The music came about after Brian May, Roger, and bassist, John Deacon, were jamming in the studio in Montreux. From then on Freddie Mercury composed the song and added the long interlude. The melody is Mercury’s as well. The lyrics were started off by Mercury but completed by drummer Roger Taylor. The orchestral middle section, unlike the complicated Bo Rhap was all done by Freddie and producer Dick Richards on synthesizers.

The wonderful Spanish guitar licks was not Brian as he admitted that he couldn’t play Flamenco guitar. That solo was played by Yes’ Steve Howe who happened to be passing the studio and was popping in for a chat with Richards at which point Freddie invited him to join them on the track.

Freddie had known for a few years that he had contracted HIV and by now, his condition had deteriorated so much that a bed was set up in the recording studio so he could lie down during takes. Throughout the recording, the band knew Freddie was not well, but he hadn’t actually told them. Even though the tabloids carried gossip headlines, no one knew what was wrong with Freddie – not even the band, until January 1991, when Freddie called a meeting at the Mountain Studios in Montreux, near where he had bought himself a hideaway house. It was then he turned to Brian, Roger and John and said, “You probably realise what my problem is”. Once Freddie realised they knew, he said, “Well, that’s it, I don’t want it to make any difference, I don’t want it to be known and I don’t want to talk about it, I just want to get on and work until I can’t work anymore”. Brian later recalled, “None of us will forget that day.
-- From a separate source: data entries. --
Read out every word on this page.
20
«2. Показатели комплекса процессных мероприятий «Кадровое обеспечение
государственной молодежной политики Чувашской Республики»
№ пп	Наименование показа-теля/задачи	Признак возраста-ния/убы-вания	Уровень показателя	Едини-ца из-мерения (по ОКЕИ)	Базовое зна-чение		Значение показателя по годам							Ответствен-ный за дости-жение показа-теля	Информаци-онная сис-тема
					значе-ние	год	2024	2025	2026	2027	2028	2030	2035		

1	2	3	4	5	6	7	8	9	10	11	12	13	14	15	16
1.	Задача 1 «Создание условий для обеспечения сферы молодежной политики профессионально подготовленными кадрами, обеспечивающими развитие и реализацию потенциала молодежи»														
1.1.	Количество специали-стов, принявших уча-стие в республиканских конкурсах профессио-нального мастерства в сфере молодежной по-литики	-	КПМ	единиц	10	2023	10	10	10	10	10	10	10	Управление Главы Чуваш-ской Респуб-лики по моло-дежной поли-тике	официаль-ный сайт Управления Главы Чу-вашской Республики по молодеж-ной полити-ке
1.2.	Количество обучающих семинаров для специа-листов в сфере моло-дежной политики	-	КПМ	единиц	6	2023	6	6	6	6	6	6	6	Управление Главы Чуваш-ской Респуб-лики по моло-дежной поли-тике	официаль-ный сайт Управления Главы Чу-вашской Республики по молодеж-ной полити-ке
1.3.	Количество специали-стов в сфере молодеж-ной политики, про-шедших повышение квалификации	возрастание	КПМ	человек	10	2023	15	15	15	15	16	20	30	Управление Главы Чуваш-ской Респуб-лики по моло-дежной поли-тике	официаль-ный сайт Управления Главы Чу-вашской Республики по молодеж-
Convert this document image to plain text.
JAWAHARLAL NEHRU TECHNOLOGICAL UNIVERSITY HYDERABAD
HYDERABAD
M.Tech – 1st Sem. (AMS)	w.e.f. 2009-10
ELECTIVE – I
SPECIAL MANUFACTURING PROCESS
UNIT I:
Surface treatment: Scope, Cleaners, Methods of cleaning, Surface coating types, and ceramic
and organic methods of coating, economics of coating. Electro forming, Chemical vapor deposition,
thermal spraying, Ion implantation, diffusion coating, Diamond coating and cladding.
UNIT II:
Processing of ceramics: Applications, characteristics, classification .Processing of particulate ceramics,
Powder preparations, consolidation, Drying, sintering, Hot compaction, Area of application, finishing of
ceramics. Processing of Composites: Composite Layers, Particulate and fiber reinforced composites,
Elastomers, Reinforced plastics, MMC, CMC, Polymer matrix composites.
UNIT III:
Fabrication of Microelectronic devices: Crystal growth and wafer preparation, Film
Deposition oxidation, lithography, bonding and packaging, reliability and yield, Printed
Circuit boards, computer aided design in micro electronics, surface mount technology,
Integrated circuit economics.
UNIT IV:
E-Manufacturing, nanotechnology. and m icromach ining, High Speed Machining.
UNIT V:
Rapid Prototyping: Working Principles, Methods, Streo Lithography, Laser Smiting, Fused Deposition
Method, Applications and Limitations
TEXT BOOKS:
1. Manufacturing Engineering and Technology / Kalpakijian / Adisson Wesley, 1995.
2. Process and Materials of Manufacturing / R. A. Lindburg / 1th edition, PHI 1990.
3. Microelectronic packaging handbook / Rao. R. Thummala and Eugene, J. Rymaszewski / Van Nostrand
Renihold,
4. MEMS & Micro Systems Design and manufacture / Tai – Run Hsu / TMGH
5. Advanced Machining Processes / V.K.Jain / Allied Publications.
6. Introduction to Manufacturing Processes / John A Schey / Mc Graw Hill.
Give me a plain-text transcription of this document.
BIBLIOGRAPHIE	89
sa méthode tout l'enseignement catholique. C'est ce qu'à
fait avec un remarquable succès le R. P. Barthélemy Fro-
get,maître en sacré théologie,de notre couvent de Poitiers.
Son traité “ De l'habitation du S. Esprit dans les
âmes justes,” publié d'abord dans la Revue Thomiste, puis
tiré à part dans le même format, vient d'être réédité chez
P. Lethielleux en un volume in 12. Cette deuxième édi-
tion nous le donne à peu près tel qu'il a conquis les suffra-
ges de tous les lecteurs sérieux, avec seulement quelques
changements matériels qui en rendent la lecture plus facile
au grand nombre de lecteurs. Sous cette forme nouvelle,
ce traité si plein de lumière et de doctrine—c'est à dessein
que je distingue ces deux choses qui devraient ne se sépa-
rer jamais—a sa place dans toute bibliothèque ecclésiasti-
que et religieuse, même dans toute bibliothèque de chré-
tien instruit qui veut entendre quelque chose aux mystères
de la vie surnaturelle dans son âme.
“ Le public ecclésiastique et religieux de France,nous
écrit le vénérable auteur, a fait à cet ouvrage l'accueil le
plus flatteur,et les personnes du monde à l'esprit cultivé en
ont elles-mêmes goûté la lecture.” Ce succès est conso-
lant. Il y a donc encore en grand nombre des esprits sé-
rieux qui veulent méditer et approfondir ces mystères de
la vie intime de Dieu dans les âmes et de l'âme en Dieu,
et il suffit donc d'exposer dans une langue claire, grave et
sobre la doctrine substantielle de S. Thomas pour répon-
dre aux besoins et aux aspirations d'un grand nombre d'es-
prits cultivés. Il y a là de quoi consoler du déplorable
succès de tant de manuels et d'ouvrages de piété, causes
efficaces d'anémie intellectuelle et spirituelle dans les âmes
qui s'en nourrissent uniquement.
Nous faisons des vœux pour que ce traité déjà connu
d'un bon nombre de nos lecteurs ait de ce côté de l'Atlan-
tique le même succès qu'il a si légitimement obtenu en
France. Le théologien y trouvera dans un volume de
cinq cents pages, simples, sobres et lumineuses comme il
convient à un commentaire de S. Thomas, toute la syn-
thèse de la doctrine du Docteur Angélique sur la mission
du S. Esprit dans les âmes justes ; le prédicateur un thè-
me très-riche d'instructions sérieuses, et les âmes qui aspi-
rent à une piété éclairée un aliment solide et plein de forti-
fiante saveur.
We all went off and were quietly sick somewhere”.

The follow-up single, I’m Going Slightly Mad insinuated that Freddie was going mad. For the video, which was co-directed by Freddie, he made the rest of the band portray different symptoms of madness. Such was Freddie’s condition, his make-up was caked on to hide the cracks in his face, and a wig was used to hide his thinning hair.

Freddie made a press statement on 23 November finally confirming that he had AIDS. It still came as a shock even for those who had suspected and he passed away the next day. I cried that day. I had been a fan for many years, and was lucky enough to have met the great man on two separate occasions. The second time being more daunting than the first I have to admin and not because he was famous either. If you ask me, I might just tell you!

The last song Freddie ever recorded was These Are The Days Of Our Lives which was released as one side of a double A-side with the re-issued Bohemian Rhapsody. It topped the UK chart at Christmas 1991 making the latter track the first of only two songs to return to number one in its original form.

It was a sad lyric only made surreal then you think what Freddie was going through when he wrote it. Freddie didn’t really look like himself in the video, he could hardly stand up. But his sweet ad lib at the end – ‘I still love you’ – was a kind of goodbye to Queen’s fans everywhere.